Style-Talker: Finetuning Audio Language Model and Style-Based Text-to-Speech Model for Fast Spoken Dialogue Generation
Yinghao Aaron Li, Xilin Jiang, Jordan Darefsky, Ge Zhu, Nima Mesgarani
TL;DR
Style-Talker proposes a hybrid spoken dialog system that fine-tunes an audio LLM and a style-based TTS to generate both response text and speaking style directly from input speech and conversation history. By integrating input audio context and prior turns, it eliminates the pre-LLM ASR step, substantially reducing latency while preserving paralinguistic cues. Evaluations on DailyTalk and PodcastFillers show Style-Talker outperforms cascade and end-to-end baselines in naturalness and coherence, with real-time performance improvements of approximately 2x to over 4x, enabling more realistic and responsive spoken dialogue even in the wild. This approach advances practical, high-quality speech-to-speech dialogue with minimal labeling needs and broad applicability to real-world data.
Abstract
The rapid advancement of large language models (LLMs) has significantly propelled the development of text-based chatbots, demonstrating their capability to engage in coherent and contextually relevant dialogues. However, extending these advancements to enable end-to-end speech-to-speech conversation bots remains a formidable challenge, primarily due to the extensive dataset and computational resources required. The conventional approach of cascading automatic speech recognition (ASR), LLM, and text-to-speech (TTS) models in a pipeline, while effective, suffers from unnatural prosody because it lacks direct interactions between the input audio and its transcribed text and the output audio. These systems are also limited by their inherent latency from the ASR process for real-time applications. This paper introduces Style-Talker, an innovative framework that fine-tunes an audio LLM alongside a style-based TTS model for fast spoken dialog generation.

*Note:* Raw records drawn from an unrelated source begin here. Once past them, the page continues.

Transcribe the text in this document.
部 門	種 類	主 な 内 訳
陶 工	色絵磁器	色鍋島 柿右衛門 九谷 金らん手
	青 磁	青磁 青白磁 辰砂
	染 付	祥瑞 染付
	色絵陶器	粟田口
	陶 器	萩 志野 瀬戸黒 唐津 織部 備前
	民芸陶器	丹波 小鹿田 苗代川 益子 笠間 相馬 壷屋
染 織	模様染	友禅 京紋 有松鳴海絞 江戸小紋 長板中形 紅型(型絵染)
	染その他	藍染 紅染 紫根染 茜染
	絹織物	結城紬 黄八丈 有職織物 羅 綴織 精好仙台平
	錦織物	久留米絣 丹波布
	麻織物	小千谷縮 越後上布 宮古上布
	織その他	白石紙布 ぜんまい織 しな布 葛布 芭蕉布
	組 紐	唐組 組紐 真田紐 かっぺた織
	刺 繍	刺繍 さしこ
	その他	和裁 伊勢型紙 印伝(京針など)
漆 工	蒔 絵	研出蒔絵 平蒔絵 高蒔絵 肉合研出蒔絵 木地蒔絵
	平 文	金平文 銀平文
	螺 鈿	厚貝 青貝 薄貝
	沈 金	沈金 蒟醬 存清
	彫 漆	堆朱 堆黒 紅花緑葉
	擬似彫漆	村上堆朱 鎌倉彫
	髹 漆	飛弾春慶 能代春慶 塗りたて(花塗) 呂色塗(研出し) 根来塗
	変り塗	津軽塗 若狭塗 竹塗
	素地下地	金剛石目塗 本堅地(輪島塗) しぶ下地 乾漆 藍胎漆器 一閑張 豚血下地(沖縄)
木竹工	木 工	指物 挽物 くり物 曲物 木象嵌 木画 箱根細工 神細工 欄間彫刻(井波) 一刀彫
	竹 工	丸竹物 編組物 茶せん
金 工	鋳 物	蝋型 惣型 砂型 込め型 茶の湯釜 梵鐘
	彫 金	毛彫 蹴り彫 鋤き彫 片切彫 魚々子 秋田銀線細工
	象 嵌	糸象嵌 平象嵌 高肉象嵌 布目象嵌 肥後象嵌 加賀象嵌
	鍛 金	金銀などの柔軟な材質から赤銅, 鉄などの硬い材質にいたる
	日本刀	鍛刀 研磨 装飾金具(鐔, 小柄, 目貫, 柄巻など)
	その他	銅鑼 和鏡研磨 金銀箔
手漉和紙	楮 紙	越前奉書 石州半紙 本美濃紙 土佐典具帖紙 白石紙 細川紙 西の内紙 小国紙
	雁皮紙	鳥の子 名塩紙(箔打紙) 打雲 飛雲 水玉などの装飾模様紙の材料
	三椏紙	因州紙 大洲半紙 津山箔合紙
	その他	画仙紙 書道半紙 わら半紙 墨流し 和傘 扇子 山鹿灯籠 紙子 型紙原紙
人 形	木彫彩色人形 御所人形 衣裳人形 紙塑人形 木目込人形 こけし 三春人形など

Style-Talker takes user input audio and uses transcribed chat history and speech styles to generate both the speaking style and text for the response. Subsequently, the TTS model synthesizes the speech, which is then played back to the user. While the response speech is being played, the input speech undergoes ASR processing to extract the transcription and speaking style, serving as the context for the ensuing dialogue turn. This novel pipeline accelerates the traditional cascade ASR-LLM-TTS systems while integrating rich paralinguistic information from input speech. Our experimental results show that Style-Talker significantly outperforms the conventional cascade and speech-to-speech baselines in terms of both dialogue naturalness and coherence while being more than 50% faster.